Over the last several years, with students and colleagues, Informatics professor
Gloria Mark has extended the notion of “life-logging” or “the quantified self” to the idea of measuring “the quantified crowd.” Rather than bringing people into the laboratory to study their interaction with computers, sensors enable researchers to create a “living laboratory” where people can be studied using computers in their natural environments. To study human behavior, Mark and colleagues use a range of different types of sensors for tracking stress, mood and computer behavior (e.g. heart rate variability as a measure of stress; actigraph data as a measure of activity), experience sampling for probing mood throughout the day, wearable cameras for tracking face-to-face interaction, and logging computer and phone behavior. Using this methodology, they can track people i
n situ, to capture how stress, attention focus and well-being change as people use information technology and conduct work in their daily environments. The goal of this data collection is to do a deep examination on the relationship of behavior (e.g. multitasking or email usage) with other factors such as attention focus, stress, and wellbeing. All data is measured to the second, time-stamped, and then synched together. The collection, processing, and analysis of the data produce “small” big data sets and present significant challenges.

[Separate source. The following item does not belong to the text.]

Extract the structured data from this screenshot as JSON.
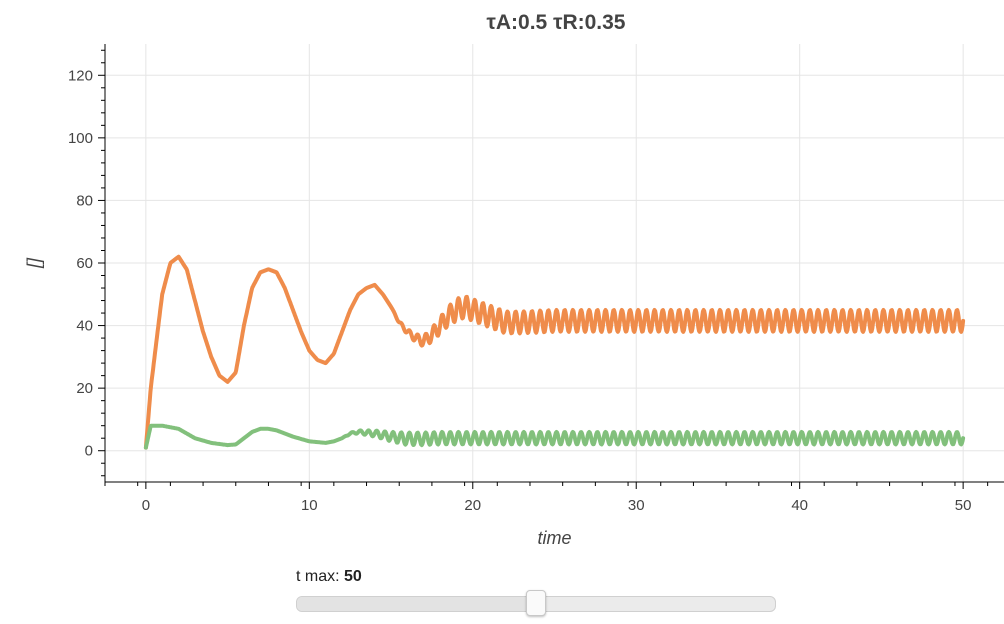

This research has been conducted in two domains: the workplace and campus life. Partnering with Microsoft Research, Mark and colleagues have collected data on over 72 individuals tracked in the workplace for 1-2 workweeks. Earlier research was conducted in partnership with the U.S. Army Natick Soldier Systems Center in Natick, MA, where, in collaboration with Stephen Voida, data was collected to study the effects of cutting off email in the workplace. Funded by an NSF grant, Mark is also studying information technology use of college students, research being conducted with UCI Informatics graduate student Yiran Wang (G. Mark, advisor) and UCI Education graduate student Melissa Niiya, and in collaboration with professors Mark Warschauer and Stephanie Reich in the UCI Department of Education. To date, 124 college students were tracked in their everyday campus life, for seven days, all waking hours.

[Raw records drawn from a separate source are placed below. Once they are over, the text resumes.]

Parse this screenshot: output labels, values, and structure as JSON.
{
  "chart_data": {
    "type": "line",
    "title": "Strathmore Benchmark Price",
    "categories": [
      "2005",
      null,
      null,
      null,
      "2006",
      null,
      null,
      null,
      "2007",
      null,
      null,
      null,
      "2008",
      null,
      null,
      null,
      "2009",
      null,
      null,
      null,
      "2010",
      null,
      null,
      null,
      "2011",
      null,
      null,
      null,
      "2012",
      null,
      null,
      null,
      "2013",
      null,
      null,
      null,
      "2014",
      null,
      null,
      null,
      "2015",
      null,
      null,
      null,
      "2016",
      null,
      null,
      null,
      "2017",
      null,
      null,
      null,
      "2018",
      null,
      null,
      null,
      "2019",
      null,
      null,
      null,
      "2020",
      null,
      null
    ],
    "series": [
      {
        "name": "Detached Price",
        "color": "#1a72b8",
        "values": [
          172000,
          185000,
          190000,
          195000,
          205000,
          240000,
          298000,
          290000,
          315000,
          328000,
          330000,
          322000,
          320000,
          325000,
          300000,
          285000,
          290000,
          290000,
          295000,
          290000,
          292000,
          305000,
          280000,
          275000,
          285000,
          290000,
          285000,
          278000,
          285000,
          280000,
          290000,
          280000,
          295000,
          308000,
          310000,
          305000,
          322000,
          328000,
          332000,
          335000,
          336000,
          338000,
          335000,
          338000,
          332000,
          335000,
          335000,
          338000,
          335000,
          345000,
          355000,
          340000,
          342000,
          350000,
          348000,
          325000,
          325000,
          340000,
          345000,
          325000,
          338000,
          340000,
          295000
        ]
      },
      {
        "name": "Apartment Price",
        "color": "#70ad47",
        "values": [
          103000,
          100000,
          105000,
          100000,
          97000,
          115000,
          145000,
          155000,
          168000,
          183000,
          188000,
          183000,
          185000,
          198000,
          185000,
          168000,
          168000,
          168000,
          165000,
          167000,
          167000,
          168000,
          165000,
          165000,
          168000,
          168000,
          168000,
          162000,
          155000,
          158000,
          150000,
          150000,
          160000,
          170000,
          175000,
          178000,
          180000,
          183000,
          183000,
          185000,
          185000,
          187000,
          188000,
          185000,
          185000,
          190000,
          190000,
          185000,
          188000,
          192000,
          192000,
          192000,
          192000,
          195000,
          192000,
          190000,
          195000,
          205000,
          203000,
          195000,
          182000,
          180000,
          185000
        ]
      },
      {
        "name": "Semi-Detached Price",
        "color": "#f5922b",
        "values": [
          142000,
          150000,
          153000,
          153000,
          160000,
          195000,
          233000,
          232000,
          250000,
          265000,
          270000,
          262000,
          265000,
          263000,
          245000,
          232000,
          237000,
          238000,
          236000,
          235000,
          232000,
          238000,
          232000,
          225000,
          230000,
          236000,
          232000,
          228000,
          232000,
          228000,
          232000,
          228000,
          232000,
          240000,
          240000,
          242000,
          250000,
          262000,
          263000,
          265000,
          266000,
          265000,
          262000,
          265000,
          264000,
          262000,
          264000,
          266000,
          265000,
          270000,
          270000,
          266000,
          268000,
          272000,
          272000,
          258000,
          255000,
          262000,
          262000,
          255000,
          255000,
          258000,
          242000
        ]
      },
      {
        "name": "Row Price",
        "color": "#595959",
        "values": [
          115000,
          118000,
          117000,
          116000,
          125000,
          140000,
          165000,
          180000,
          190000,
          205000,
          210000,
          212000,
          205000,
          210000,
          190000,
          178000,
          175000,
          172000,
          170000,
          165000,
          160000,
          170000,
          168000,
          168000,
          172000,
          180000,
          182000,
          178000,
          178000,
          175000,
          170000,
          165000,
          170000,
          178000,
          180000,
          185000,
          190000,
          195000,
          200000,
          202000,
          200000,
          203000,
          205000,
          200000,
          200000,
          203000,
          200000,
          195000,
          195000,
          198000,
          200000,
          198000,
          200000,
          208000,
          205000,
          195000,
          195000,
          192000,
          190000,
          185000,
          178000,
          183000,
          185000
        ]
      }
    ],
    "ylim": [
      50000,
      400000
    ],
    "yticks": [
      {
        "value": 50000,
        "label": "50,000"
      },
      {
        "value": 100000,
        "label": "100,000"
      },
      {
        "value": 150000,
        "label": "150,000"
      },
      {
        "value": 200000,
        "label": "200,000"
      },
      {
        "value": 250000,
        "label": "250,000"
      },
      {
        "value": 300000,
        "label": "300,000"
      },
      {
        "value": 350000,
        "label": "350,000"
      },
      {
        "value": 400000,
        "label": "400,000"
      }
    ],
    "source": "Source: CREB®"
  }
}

Collecting this data enables a number of questions about information technology use, stress and well-being in the workplace to be answered. For example, it was found that people exhibit rhythms of attention focus in the workplace. People need time to “ramp up” before they can be highly focused at work: on average focused attention peaks late morning and mid-afternoon whereas boredom peaks early afternoon. In terms of workplace happiness, surprisingly people are happiest doing rote work, as opposed to focused
work. This could be explained by the finding that focused work is associated with stress. It was also found that when people are engaged in their work, online interactions make people happier than being in face-to-face interactions. When highly engaged in work, with online interactions, people can control their social break time. In another exploration, distractions were examined when working online. A common assumption is that one is focused in an online activity and then becomes distracted by email or Facebook, or something else. Looking at this from a reverse perspective, the researchers asked whether one might first be in a particular attentional state that makes one susceptible to distractions. The data revealed that this was indeed the case. When people are conducting work that is considered “rote” or boring, then people were more likely to subsequently engage in “lightweight” communications that might be considered distracting, e.g. Facebook use.

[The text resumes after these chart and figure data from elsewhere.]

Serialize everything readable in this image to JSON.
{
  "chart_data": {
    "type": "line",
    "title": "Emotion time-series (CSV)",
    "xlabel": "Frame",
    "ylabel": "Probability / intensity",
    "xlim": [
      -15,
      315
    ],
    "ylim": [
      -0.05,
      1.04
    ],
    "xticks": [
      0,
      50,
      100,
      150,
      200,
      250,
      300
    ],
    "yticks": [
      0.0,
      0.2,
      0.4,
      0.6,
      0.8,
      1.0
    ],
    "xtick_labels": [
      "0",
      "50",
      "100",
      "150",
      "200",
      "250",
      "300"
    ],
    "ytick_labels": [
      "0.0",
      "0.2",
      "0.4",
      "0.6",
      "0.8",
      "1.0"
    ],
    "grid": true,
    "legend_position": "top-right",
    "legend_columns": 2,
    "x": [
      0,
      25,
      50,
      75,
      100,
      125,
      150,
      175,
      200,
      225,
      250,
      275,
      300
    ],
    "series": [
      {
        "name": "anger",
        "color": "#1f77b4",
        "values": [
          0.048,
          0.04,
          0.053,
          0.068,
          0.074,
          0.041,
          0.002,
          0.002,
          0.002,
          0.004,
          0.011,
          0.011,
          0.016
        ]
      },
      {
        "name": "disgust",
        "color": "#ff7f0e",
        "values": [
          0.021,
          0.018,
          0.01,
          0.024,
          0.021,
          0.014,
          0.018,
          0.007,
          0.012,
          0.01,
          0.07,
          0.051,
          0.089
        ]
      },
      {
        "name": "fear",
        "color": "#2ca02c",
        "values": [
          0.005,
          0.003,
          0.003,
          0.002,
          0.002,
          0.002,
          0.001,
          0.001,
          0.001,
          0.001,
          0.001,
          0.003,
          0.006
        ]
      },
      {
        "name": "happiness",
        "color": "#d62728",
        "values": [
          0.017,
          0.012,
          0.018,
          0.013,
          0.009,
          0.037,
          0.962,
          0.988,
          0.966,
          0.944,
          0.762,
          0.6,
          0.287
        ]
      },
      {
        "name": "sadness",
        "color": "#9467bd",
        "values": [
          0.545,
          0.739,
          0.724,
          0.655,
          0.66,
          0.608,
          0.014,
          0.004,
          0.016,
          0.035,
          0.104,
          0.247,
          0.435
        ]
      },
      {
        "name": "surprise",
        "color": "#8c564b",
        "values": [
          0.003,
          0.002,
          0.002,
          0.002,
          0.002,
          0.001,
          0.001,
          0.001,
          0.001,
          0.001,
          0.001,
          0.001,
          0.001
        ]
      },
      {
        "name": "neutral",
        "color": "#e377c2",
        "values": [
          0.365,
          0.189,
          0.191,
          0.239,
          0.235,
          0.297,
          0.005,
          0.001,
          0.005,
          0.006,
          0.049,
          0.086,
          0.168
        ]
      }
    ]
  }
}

With college students, among other findings, the researchers found that the more time spent online, the more stress students experienced. However, the more time spent on social media seems to mitigate stress. Heavy multitaskers use significantly more social media and experience lower positive mood than light multitaskers. Similarly, the more constantly that a student checks social media, the lower is their positive mood. College students have a much shorter focus of attention on any computer screen on average than information
workers in the workplace.
This work has been presented at the South X Southwest Festival (SXSW) and the top conferences in the field of human-computer interaction, including ACM CHI (human factors in computing) conference and ACM CSCW (Computer- Supported Cooperative Work: The conference on Social Computing). It has garnered multiple paper awards and has received significant media attention. Mark has been interviewed by NPR and BBC news. This work has been covered in the NY Times, The Atlantic, Wall St. Journal, and other media.
This comprehensive capture of data in the real world using sensors has a number of implications for workplace and technology design. In the workplace, managers can use this data to design schedules that optimize when people are most focused. Work breaks can also be strategically designed to counteract boredom. Information technology can be designed to inhibit the switching of computer activity (and hence the rapid switching of attention). Longer periods of focus can be expected to improve productivity and well-being. The results in fact suggest this. Analyses are ongoing.